Bölge Adliye Mahkemesi Kararı:
8. Alacaklı ... vekili tarafından süresi içinde istinaf kanun yoluna başvurulmuştur.
9. İstanbul Bölge Adliye Mahkemesi 20. Hukuk Dairesinin 05.07.2018 tarihli ve 2018/33 E., 2018/1276 K. sayılı kararı ile; ilk derece mahkemesince İstanbul Ticaret Sicil Müdürlüğüne müzekkere yazılarak senedin düzenleme tarihi olan 20.12.2016 tarihinde ..."nun borçlu şirket yetkilisi olup olmadığının sorulduğu, müdürlükçe verilen 03.08.2017 tarihli cevabi yazıda 25.12.2012 tarihinde tescil edilen 19.12.2012 tarihli ortaklar kurulu kararında ..."nun hisselerini devrederek ortaklıktan ayrıldığı ve ortaklıktan ayrılan ..."nun şirket müdürlüğünün sona ermesine karar verildiği, bu hususun 02.01.2013 tarihli Ticaret Sicil Gazetesi ile ilan olduğu ve bu tarihten sonra ..."nun bir daha şirket müdürü olarak atanmadığının bildirildiği, 23.01.2017 tarihinde tescil edilen 01.01.2017 tarihli ortaklar kurulu kararında ..."nun müdürlüğünün ve şirketi temsil ve ilzam yetkisinin sona erdirilmesine karar verildiği ilan edilmiş ise de bu ilan olmayan yetkinin kaldırılması mahiyetinde olduğundan bu ilana dayanarak ..."nun yetkili olduğunun kabul edilemeyeceği, bu nedenle ilk derece mahkemesinin kararının imzanın şirket yetkilisine ait olmadığı yönündeki tespitinin doğru ve yerinde olduğu, ancak mahkemece takibin iptaline karar verilmiş ise de İcra ve İflas Kanunu (İİK)’nun 170. maddesi gereğince takibin durmasına karar verilmesi gerektiği, ilk derece mahkemesince para cezasına hükmedilmemiş ise de bu yönde aleyhe istinaf talebi olmadığı gerekçesi ile davalı (alacaklı) ... vekilinin istinaf başvurusunun kısmen kabulü ile HMK’nın 353/1-b-2 maddesi gereğince Bakırköy 4. İcra (Hukuk) Mahkemesinin 2017/428 E., 2017/1112 K. sayılı kararının düzeltilerek, yeniden esas hakkında; davanın (itirazın) davalı (alacaklı) ... yönünden kabulüne, davalı (karşı taraf) ... yönünden reddine, Bakırköy 9. İcra Dairesinin 2017/5750 E. sayılı dosyasına konu takibin davacı (itiraz eden) borçlu yönünden durmasına, takip konusu asıl alacağın %20’si oranındaki tazminatın davalı (alacaklı) ..."den alınarak davacıya (borçluya) verilmesine, yasal şartları oluşmadığından para cezasına hükmedilmesine yer olmadığına karar verilmiştir.
Özel Daire Bozma Kararı:
10. İstanbul Bölge Adliye Mahkemesi 20. Hukuk Dairesinin yukarıda belirtilen kararına karşı süresi içinde alacaklı ... vekili temyiz isteminde bulunmuştur.

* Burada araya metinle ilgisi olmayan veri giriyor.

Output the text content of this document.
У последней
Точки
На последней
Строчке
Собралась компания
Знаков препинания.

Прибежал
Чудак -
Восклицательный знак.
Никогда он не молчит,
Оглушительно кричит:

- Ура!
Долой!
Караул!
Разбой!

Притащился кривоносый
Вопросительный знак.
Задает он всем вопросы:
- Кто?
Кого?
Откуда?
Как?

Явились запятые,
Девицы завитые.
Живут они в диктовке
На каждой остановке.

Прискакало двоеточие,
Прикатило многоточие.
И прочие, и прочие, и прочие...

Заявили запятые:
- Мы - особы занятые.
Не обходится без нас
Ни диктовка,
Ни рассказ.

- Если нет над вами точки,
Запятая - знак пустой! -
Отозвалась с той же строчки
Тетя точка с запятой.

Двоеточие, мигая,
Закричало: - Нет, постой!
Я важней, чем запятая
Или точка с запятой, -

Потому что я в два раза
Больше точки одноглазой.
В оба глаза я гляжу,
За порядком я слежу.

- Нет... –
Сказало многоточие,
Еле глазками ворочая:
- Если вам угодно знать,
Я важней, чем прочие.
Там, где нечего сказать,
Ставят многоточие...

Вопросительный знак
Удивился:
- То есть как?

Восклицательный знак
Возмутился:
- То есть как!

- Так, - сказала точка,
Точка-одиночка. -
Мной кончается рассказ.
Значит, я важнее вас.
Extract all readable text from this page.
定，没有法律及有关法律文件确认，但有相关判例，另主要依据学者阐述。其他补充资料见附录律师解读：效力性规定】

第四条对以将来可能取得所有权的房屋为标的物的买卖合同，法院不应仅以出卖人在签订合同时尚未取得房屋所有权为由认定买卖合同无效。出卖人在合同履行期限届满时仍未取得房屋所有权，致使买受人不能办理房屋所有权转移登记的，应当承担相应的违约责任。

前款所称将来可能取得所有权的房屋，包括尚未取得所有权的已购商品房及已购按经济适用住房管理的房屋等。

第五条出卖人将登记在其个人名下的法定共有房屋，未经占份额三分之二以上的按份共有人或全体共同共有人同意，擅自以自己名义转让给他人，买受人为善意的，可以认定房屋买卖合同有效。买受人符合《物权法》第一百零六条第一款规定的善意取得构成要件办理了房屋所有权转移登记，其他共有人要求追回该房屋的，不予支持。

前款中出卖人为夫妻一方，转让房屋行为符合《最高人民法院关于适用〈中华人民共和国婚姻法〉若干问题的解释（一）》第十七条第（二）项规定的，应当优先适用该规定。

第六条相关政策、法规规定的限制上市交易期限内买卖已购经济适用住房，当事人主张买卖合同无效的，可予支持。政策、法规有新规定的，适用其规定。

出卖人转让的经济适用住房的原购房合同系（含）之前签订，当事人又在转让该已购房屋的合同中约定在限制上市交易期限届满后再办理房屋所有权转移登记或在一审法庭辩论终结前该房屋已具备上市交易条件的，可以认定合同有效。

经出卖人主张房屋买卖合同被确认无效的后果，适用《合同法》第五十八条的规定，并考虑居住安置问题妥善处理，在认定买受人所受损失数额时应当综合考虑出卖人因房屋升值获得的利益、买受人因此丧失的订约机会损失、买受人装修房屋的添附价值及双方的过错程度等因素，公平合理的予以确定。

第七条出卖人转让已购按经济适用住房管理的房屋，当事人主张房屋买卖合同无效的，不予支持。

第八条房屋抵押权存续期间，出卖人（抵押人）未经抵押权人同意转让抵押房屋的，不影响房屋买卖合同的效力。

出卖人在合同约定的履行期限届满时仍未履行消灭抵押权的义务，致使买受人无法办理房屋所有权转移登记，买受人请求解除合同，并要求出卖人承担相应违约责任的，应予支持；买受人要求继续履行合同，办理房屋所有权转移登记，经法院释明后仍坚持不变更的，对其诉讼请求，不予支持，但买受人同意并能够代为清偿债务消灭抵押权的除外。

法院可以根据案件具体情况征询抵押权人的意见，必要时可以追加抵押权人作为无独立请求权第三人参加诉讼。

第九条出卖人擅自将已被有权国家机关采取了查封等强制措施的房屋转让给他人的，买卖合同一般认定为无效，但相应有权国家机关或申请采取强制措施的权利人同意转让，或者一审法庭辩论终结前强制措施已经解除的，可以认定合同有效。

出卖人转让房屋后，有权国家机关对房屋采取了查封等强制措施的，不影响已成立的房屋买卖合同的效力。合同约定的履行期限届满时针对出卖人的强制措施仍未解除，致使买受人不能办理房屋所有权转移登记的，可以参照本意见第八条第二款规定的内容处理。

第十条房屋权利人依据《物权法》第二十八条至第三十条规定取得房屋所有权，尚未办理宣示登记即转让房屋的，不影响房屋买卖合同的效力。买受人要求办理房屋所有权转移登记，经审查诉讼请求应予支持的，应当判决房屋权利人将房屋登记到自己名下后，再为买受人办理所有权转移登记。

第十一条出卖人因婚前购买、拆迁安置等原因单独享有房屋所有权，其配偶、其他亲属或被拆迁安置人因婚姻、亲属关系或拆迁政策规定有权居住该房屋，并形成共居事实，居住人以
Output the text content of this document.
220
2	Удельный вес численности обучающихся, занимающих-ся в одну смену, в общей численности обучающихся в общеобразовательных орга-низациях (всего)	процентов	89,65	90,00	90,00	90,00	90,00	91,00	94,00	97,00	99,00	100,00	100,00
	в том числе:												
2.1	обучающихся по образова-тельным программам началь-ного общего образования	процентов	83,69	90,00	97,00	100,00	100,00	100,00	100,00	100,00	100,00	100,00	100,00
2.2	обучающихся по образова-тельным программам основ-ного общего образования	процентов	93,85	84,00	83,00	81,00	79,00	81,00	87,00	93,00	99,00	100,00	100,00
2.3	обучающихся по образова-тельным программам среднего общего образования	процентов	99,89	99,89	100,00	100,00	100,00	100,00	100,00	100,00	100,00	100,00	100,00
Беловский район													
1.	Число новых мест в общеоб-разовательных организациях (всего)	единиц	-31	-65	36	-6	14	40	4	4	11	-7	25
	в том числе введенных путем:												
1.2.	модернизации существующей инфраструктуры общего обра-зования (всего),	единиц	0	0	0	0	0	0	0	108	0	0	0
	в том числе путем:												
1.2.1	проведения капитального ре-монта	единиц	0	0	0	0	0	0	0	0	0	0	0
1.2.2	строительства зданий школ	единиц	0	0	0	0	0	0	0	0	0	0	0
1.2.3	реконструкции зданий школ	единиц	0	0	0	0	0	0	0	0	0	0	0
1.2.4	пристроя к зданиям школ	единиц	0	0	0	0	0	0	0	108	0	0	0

11. Yargıtay 12. Hukuk Dairesince 23.12.2019 tarihli ve 2018/13893 E., 2019/18318 K. sayılı kararı ile;
“…Bonoya dayalı olarak kambiyo senetlerine özgü haciz yoluyla başlatılan takipte, borçlu şirket takibe dayanak bonoda imzası bulunan ..."nun şirketin yetkilisi olmadığı, şirketin sahibi ... tarafından imzalanmadığını bu nedenle, takibin iptaline karar verilmesini istemiş, mahkemece imza incelemesi yaptırılarak, alacaklı ... yönünden davanın kabulüne takibin iptaline ve kötüniyet tazminatına davalı ... yönünden ise, davanın reddine karar verildiği ilk derece mahkemesi kararına karşı alacaklının istinaf yoluna başvurması üzerine, Bölge Adliye Mahkemesince takibin iptalinin kaldırılarak durdurulmasına karar verildiği, kararın alacaklı tarafından temyiz edildiği anlaşılmıştır.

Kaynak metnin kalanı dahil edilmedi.